Publication and OUTREACH Study Update
The publication in Clinical Cancer Research summarizes the results from MiNA’s Phase I, open-label, dose escalation and dose expansion trial of MTL-CEBPA, OUTREACH, in adults with advanced Hepatocellular Carcinoma (HCC). Overall, MTL-CEBPA was well-tolerated and demonstrated pharmacodynamic target engagement, meeting the primary endpoint of the study. Furthermore, a reduction of suppressive immune cells in the tumour microenvironment as well as initial signs of potential synergistic efficacy when combined with standard of care tyrosine kinase inhibitors in HCC could be observed. These encouraging Phase I data validate the targeting of C/EBP-α as a novel therapeutic strategy in cancer and prompted a Phase Ib study further evaluating MTL-CEBPA in combination with sorafenib in HCC. Enrolment for the Phase Ib part of the OUTREACH trial was completed in Q1 2020 and initial results will be presented during a poster session at the forthcoming American Society of Clinical Oncology (ASCO) (Free ASCO Whitepaper) on Friday, May 29, 2020. The framework for a subsequent Phase II clinical trial is currently being designed with the objective of initiating this next stage of clinical development in the second half of 2020.
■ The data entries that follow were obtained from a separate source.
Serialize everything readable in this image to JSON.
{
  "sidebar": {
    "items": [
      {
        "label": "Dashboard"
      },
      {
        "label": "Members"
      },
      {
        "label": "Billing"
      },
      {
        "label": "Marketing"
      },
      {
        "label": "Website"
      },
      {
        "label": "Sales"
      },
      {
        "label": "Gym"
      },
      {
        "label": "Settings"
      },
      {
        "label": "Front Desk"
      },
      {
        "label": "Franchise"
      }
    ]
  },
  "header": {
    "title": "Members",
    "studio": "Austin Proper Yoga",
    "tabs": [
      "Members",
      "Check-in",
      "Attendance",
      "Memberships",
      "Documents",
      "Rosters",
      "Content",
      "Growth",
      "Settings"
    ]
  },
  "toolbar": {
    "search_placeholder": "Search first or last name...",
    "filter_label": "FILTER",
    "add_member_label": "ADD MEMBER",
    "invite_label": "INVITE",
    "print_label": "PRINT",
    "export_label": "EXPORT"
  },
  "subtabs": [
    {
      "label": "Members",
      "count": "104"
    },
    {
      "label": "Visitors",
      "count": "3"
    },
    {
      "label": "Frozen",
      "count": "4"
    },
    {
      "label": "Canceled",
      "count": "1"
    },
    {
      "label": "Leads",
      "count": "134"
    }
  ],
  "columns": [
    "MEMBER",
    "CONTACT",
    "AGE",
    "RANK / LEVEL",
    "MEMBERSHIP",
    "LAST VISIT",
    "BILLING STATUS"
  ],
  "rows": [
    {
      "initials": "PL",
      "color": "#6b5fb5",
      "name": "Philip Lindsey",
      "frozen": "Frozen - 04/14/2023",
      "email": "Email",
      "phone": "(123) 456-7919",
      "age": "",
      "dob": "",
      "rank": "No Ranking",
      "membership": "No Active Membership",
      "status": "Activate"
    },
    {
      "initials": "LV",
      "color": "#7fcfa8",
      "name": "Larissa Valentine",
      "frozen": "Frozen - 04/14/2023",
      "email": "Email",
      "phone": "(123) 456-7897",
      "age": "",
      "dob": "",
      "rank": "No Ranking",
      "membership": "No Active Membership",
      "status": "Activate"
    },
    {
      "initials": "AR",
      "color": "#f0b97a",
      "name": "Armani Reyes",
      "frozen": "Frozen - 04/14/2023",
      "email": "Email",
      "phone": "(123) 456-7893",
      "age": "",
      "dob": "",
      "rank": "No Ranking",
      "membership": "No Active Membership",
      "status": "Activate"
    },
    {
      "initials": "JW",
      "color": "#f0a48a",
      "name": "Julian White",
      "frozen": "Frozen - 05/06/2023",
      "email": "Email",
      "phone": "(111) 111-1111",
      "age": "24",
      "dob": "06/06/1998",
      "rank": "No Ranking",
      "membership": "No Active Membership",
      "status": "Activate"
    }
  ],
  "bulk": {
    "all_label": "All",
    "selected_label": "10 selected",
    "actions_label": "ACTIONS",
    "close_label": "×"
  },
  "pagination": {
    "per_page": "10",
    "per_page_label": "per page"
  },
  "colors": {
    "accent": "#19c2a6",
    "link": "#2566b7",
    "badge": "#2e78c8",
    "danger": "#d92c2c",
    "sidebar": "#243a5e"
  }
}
The full Clinical Cancer Research publication is available on the "Publications" page of MiNA’s website. A similar overview of the Phase I data was most recently presented at the European Society for Medical Oncology (ESMO) (Free ESMO Whitepaper) in September 2019.
TIMEPOINT Update
In March 2020, TIMEPOINT, a global Phase I/Ib clinical study of MTL-CEBPA in combination with anti-PD1 checkpoint inhibitor pembrolizumab in patients with advanced solid tumours was initiated and the first patient was treated. The study is designed to assess the safety, tolerability, pharmacology and clinical activity of MTL-CEBPA in combination with pembrolizumab in these patients. Recruitment for the study is expected to continue through 2021.
Discovery Programs
In parallel to the clinical trial developments, MiNA is further expanding its drug discovery pipeline with a focus on developing new drug candidates that can address a range of indications including genetic and metabolic diseases. Most recently in January 2020, MiNA validated its metabolic disease capabilities through the entry into a research collaboration with AstraZeneca, a global leader in the discovery and development of prescription medicines to treat metabolic diseases. MiNA remains well-positioned to build out its early-stage pipeline based on its saRNA approach which, through transcriptional activation, enables the modulation of previously undruggable targets.
About MTL-CEBPA
MTL-CEBPA is the first therapy to specifically up-regulate CCAAT/enhancer binding protein alpha (C/EBP-α), a transcription factor that acts as a master regulator of myeloid cell lineage determination and differentiation. Dysregulated myeloid cells have been implicated in several diseases and identified as a critical barrier for many therapies to induce clinical responses in solid tumour cancers. In pre-clinical studies MTL-CEBPA has been shown to improve the anti-tumour activity of cancer therapies by targeting dysregulated myeloid cells and reducing their suppression in the tumour microenvironment.